Republicans and Democrats team up to take on AI with new bills. Bills on transparency may come first, and “there's bipartisan agreement for the government to be involved.”
AI is making financial scams harder to detect, and we don’t have the tools yet to fight back on it. “The use of this technology — whether it's artificial intelligence, generative AI, as well as the deep-fake technology — has the ability to blow through most of the tools that have been set up to protect our financial institutions and our government institutions.”
AI Opinions and Articles
What is the real point of all these letters warning about AI? Some critics suspect that AI leaders like Sam Altman aren’t acting in good faith by warning of far-out existential risks while distracting from current AI harms (job displacement, copyright infringement, privacy violations, etc.)

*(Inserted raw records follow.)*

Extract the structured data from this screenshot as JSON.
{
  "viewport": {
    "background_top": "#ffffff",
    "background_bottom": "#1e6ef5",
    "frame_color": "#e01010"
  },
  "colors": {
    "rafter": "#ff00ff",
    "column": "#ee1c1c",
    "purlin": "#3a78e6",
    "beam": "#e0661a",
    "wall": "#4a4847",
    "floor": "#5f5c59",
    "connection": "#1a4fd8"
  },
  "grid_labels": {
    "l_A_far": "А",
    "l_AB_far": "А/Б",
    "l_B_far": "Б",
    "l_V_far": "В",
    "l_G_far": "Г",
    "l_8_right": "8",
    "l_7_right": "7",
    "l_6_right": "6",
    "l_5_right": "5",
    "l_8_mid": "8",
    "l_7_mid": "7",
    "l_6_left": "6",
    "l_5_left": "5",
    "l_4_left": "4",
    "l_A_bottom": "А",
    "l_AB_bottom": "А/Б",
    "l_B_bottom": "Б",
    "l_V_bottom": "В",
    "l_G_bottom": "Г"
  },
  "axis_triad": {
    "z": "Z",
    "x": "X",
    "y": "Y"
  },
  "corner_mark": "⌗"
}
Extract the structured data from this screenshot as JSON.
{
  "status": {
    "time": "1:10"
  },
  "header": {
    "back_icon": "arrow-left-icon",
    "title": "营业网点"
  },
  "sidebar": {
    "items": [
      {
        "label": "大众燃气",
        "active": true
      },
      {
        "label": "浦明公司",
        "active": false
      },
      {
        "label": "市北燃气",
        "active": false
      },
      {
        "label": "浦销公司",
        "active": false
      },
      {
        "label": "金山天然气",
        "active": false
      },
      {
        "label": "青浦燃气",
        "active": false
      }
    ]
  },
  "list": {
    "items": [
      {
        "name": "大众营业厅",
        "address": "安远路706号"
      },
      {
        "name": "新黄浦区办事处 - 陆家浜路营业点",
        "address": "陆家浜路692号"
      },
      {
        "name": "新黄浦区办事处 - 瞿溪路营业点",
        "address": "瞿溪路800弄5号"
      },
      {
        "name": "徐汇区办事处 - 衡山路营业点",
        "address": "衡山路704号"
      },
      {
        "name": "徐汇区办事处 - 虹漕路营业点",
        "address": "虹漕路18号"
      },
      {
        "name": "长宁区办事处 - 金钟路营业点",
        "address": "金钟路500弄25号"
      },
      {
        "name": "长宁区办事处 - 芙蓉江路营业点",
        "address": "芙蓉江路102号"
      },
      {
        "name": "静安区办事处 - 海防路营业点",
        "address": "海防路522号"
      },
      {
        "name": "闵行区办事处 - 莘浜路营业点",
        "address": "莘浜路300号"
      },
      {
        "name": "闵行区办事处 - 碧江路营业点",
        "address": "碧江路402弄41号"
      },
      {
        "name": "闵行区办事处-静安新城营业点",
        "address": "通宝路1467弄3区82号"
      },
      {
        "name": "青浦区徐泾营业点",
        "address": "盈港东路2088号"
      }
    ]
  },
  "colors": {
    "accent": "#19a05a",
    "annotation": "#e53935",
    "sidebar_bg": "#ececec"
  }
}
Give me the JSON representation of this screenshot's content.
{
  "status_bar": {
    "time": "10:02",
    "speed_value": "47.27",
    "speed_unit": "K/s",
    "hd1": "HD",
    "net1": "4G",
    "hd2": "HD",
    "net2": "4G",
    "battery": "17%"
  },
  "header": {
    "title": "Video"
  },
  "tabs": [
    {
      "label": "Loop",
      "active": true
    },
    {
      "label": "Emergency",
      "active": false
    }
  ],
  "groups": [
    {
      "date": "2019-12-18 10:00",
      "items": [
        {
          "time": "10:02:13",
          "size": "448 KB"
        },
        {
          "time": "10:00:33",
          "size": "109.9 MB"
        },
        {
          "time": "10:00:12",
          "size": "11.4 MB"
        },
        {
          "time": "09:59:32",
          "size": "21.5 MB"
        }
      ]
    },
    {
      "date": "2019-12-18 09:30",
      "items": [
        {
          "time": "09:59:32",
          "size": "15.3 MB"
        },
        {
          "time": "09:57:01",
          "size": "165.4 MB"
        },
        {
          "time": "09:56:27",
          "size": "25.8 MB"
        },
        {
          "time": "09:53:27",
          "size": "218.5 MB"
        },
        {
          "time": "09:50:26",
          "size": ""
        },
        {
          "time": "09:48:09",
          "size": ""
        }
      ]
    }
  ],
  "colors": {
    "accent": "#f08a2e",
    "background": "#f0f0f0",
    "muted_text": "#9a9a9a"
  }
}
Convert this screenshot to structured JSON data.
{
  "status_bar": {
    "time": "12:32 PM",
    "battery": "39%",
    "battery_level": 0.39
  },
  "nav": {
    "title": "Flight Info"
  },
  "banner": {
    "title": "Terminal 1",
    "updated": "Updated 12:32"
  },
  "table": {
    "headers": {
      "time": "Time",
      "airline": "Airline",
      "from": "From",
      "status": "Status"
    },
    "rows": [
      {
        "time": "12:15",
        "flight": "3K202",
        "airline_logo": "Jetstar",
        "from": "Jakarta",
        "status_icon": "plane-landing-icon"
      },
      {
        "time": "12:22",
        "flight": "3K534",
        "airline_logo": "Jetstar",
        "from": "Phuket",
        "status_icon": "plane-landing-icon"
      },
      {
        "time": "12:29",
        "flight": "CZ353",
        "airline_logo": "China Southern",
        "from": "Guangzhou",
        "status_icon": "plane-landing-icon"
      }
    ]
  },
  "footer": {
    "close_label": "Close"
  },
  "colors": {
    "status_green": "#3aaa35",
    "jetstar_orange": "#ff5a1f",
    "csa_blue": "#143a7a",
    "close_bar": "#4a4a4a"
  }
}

“Let’s be real: These letters calling on ‘someone to act’ are signed by some of the few people in the world who have the agency and power to actually act to stop or redirect these efforts. Imagine a U.S. president putting out a statement to the effect of ‘would someone please issue an executive order?' We’ll know it isn’t just theater when they quit their jobs, unplug the data centers, and actually act to stop ‘AI’ development.” - Meredith Whittaker, President of Signal Foundation
Nate Sharadin in the Bulletin of Atomic Scientists argues that most AI research shouldn’t be publicly released. The argument is that AI research is prone to mis-use and so we should bias against publishing results. I disagree emphatically. Research of all types can get misused, but transparency will yield far more positive than negative outcomes.
As an anti-dote to the AI doomer perspective, AI researcher and associate professor at New York University Kyunghyun Cho dismisses AI ‘extinction’ fears. He says that it distracts from the real positive benefits and negative risks posed by today’s AI.
I’m an educator by profession. I feel like what’s missing at the moment is exposure to the little things being done so that the AI can be beneficial to humanity, the little wins being made. We need to expose the general public to this little, but sure, stream of successes that are being made here. Because at the moment, unfortunately, the sensational stories are read more. The idea is that either AI is going to kill us all or AI is going to cure everything — both of those are incorrect.” - Prof Kyunghyun Cho
A Look Back …
This history of artificial intelligence recounts the achievement in 1997 when IBM’s Big Blue defeated Gary Kasparov in chess:
In 1997, reigning world chess champion and grand master Gary Kasparov was defeated by IBM’s Deep Blue, a chess playing computer program. This highly publicized match was the first time a reigning world chess champion loss to a computer and served as a huge step towards an artificially intelligent decision making program.